Sunday, October 4, 2009

Reunion Update

Last night was the big reunion night at my house. Despite everyone being late because they got lost trying to find my house (we are that far north), the evening went off without a glitch. We had a really good time. Thankfully, all our kids got along and were pretty much out of sight the whole night running around and having fun. It was just so weird to have four other people from Cedar Falls sitting in my living room. I hadn't seen most of them in eighteen years! It is crazy that that much time has gone by. It was fun to hear about everyone's adjustment to St. Louis. We all had been confused by the term "hoosier". I remember when Husband first used that term to describe a stranger. I asked him how he knew they were from Indiana. Evidently, in St. Louis, it is a term equivalent to redneck. Not particularly flattering. Another friend had been completely confused by the term "depressed section" on the traffic reports. She couldn't figure out why they kept saying this area is depressed.* We also talked about the age old question, "where did you got to high school" that St. Louisians are so fond of asking. When you grow up in a one high school town, it is pretty much a question never asked.

It was interesting to discover the roundabout ways people landed in St. Louis (work, school, marriage). Most of us did not grow up thinking we would be here. Many of the kids I was friends with ended up in Minneapolis - which is exactly where I thought I would be. Three of us have been married thirteen years. The other two are single and never been married. We all seemed to be doing really well, which was nice to see. It was fascinating to see how we had all matured and become "responsible" adults. Our former eighteen year old selves would occasionally peek through, but, wow, we have grown up.

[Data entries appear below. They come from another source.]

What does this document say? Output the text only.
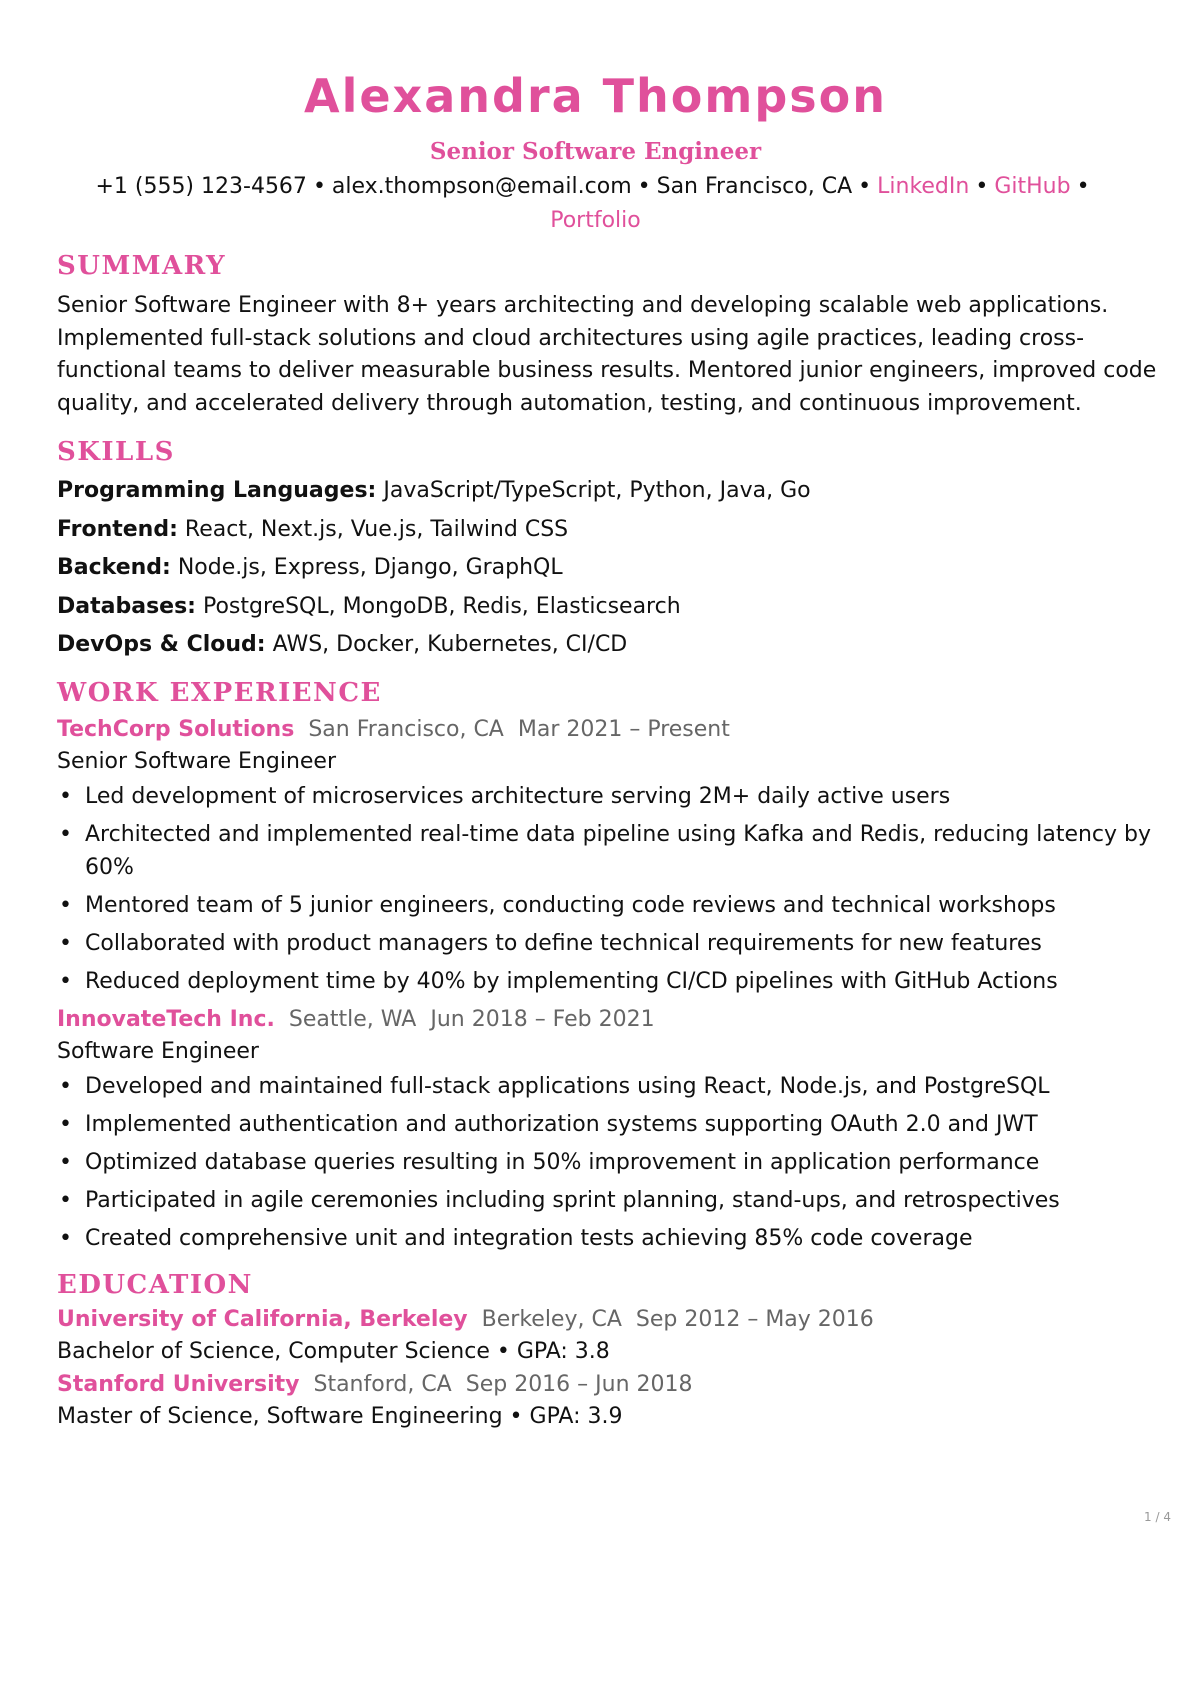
Alexandra Thompson
Senior Software Engineer
+1 (555) 123-4567 • alex.thompson@email.com • San Francisco, CA • LinkedIn • GitHub •
Portfolio
SUMMARY

Senior Software Engineer with 8+ years architecting and developing scalable web applications. Implemented full-stack solutions and cloud architectures using agile practices, leading cross-functional teams to deliver measurable business results. Mentored junior engineers, improved code quality, and accelerated delivery through automation, testing, and continuous improvement.

SKILLS
Programming Languages: JavaScript/TypeScript, Python, Java, Go
Frontend: React, Next.js, Vue.js, Tailwind CSS
Backend: Node.js, Express, Django, GraphQL
Databases: PostgreSQL, MongoDB, Redis, Elasticsearch
DevOps & Cloud: AWS, Docker, Kubernetes, CI/CD
WORK EXPERIENCE
TechCorp Solutions San Francisco, CA Mar 2021 – Present
Senior Software Engineer
• Led development of microservices architecture serving 2M+ daily active users
• Architected and implemented real-time data pipeline using Kafka and Redis, reducing latency by 60%
• Mentored team of 5 junior engineers, conducting code reviews and technical workshops
• Collaborated with product managers to define technical requirements for new features
• Reduced deployment time by 40% by implementing CI/CD pipelines with GitHub Actions
InnovateTech Inc. Seattle, WA Jun 2018 – Feb 2021
Software Engineer
• Developed and maintained full-stack applications using React, Node.js, and PostgreSQL
• Implemented authentication and authorization systems supporting OAuth 2.0 and JWT
• Optimized database queries resulting in 50% improvement in application performance
• Participated in agile ceremonies including sprint planning, stand-ups, and retrospectives
• Created comprehensive unit and integration tests achieving 85% code coverage
EDUCATION
University of California, Berkeley Berkeley, CA Sep 2012 – May 2016
Bachelor of Science, Computer Science • GPA: 3.8
Stanford University Stanford, CA Sep 2016 – Jun 2018
Master of Science, Software Engineering • GPA: 3.9
1 / 4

*It actually refers to a section of a highway that is lower (depressed) then the rest of it.

Thursday, October 1, 2009

It is all in the Fit

A friend has two autistic boys. They go to a public school that requires them to wear uniforms. Due to the medication one of them is on, he has gained a lot of weight in the last year. The mom had to quickly buy some new pants, based on his waist measurement, and hope for the best. Well, Monday dawned quite chilly and her son went to put them on. They were way, way too long. Even with rolling them, they just didn't fit. She convinced him to wear shorts and later was told he had had a rough day. Since she doesn't sew, she asked if I would hem them. I said, "of course!" After taking them up quite a bit, I returned them. The next day she told me that it made all the difference. He had had a great day. Clothes really do make the man! (I am just glad I could help in some small way.)